Dukungan Penuh Komisi I DPR
Atas nama Komisi I DPR, Dave menegaskan dukungan penuh terhadap aparat penegak hukum dan TNI dalam menjaga kedaulatan negara. "Dengan ketegasan hukum dan sinergi antarlembaga, Indonesia dapat memastikan bahwa kekayaan alam yang bernilai tinggi benar-benar dimanfaatkan untuk kepentingan rakyat dan memperkuat pertahanan nasional," pungkasnya.
Pemeriksaan 15 Kontainer
Sebelumnya, TNI AL mengamankan 15 kontainer bermuatan mineral yang diduga mengandung unsur logam tanah jarang dan material radioaktif yang hendak diekspor secara ilegal. Kepala Staf Umum TNI Letjen TNI Richard Tampubolon selaku Wakil Ketua Pelaksana I Satgas PKH dan Jaksa Agung Muda Tindak Pidana Khusus Febrie Adriansyah selaku Ketua Pelaksana I Satgas PKH melakukan pemeriksaan terhadap 15 dari 25 kontainer di Dermaga Koarmada IV Batam, Kepulauan Riau.
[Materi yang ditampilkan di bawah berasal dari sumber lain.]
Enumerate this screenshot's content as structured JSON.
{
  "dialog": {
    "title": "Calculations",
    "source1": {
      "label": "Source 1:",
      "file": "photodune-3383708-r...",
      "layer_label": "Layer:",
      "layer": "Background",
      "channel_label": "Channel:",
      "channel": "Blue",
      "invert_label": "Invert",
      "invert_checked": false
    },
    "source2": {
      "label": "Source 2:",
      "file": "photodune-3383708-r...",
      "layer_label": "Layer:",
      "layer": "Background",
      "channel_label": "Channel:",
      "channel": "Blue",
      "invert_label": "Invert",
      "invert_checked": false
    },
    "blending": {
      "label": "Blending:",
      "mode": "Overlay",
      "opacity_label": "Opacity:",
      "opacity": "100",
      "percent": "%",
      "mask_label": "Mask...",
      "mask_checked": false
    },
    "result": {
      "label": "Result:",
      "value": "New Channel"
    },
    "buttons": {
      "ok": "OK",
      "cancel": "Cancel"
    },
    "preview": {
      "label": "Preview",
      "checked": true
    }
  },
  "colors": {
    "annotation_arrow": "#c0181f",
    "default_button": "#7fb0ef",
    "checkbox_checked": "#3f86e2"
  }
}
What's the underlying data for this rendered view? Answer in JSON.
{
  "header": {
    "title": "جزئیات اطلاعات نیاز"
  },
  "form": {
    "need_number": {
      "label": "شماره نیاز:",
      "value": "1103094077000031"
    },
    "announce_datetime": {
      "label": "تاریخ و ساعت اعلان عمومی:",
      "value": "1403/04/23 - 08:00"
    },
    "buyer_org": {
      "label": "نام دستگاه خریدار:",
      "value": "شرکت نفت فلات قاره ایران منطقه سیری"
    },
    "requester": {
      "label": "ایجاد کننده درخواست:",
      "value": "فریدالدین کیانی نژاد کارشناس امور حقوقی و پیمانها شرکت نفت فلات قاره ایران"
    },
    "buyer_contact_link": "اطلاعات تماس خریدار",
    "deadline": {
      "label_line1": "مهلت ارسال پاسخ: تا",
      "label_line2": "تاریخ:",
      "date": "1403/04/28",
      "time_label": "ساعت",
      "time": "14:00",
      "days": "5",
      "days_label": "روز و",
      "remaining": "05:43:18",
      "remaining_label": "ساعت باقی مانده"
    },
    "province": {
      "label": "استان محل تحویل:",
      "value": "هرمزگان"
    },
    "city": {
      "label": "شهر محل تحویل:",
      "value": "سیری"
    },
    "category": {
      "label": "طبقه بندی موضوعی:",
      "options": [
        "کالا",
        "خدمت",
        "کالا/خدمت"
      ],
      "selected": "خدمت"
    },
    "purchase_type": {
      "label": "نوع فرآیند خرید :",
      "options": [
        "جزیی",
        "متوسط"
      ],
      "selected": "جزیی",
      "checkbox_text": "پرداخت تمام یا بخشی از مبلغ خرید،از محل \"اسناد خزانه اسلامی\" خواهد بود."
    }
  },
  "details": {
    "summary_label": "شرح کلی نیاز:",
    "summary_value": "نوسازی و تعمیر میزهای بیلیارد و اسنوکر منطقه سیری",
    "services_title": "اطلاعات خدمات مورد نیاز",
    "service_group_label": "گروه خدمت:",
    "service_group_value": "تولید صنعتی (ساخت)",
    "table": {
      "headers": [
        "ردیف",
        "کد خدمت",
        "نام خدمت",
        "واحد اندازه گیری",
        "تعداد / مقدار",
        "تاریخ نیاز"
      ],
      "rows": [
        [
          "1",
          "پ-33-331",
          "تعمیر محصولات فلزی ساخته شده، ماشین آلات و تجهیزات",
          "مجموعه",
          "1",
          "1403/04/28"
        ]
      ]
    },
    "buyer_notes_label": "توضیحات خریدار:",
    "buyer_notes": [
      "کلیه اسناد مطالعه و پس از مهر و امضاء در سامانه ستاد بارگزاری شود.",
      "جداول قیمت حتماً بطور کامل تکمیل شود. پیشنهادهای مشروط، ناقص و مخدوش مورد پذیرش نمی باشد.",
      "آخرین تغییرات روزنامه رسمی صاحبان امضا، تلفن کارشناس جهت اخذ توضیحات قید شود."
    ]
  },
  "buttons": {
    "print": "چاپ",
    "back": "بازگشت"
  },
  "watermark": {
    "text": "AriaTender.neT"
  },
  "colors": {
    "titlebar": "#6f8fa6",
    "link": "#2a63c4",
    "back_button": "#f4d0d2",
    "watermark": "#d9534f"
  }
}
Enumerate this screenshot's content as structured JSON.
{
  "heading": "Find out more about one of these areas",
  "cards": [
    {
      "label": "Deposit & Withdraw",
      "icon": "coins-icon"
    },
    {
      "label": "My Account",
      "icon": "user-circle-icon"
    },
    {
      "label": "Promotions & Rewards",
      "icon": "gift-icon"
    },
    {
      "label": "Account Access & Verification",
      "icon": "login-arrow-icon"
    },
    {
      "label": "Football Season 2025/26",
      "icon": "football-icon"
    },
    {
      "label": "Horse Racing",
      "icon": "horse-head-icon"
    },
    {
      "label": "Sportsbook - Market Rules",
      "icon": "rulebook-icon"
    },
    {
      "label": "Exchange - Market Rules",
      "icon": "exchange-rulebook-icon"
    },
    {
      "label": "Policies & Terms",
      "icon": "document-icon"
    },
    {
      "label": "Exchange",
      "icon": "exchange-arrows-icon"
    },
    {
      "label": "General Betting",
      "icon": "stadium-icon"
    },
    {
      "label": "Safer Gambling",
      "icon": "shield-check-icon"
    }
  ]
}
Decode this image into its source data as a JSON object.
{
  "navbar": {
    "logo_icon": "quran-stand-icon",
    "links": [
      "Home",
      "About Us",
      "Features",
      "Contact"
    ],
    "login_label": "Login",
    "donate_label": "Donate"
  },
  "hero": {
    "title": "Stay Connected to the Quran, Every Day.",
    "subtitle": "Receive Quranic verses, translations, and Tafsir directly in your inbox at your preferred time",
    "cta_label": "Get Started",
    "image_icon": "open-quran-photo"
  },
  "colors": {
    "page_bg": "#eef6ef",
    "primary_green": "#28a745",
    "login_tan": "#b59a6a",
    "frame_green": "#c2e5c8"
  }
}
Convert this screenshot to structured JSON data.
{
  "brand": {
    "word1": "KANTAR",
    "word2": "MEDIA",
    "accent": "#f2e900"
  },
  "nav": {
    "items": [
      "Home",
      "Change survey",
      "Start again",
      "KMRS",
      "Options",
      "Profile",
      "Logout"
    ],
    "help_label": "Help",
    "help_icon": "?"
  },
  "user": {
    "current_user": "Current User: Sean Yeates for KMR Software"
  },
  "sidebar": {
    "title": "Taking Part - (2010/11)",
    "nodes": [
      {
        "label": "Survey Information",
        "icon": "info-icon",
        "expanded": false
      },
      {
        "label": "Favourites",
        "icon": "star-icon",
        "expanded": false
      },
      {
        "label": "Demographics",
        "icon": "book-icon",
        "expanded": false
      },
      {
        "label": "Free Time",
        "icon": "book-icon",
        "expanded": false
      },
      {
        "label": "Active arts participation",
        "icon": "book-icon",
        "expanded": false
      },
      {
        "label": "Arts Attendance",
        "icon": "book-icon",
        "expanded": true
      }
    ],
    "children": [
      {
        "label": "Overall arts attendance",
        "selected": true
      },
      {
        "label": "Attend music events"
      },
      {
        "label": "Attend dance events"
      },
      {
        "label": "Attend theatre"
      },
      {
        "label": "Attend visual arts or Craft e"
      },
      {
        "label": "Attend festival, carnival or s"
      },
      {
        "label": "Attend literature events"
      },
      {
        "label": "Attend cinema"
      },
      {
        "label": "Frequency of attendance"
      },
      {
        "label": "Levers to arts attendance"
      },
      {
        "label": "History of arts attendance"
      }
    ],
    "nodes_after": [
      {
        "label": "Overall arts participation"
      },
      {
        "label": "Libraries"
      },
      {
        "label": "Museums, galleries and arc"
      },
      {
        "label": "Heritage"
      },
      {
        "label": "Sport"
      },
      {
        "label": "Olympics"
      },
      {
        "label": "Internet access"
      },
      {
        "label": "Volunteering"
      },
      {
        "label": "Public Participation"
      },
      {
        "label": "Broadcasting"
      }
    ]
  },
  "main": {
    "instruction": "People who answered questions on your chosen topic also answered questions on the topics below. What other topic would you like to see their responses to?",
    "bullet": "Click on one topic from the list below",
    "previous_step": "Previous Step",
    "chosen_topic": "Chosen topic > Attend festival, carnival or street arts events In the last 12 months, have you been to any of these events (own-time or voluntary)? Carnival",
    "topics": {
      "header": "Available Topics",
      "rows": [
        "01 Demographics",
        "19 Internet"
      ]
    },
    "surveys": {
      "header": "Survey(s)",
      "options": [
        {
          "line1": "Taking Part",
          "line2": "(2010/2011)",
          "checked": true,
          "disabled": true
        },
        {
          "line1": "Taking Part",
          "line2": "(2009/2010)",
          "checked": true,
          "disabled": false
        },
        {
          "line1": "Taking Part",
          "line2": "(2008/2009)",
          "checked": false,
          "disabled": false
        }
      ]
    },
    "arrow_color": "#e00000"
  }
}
Turut hadir dalam peninjauan tersebut Pangkoarmada RI Laksdya TNI Denih Hendrata, Pangkoarmada I, serta sejumlah pejabat Kementerian Koordinator Bidang Politik dan Keamanan.
Kasum TNI Letjen Richard Tampubolon menegaskan bahwa tim dari Jakarta datang untuk melihat langsung hasil penindakan jajaran TNI AL terhadap kapal yang membawa mineral dengan kandungan unsur radioaktif. "Penyelundupan mineral, khususnya rare earth, menjadi salah satu perhatian Presiden selain berbagai bentuk penyelundupan sumber daya alam lainnya," tandasnya.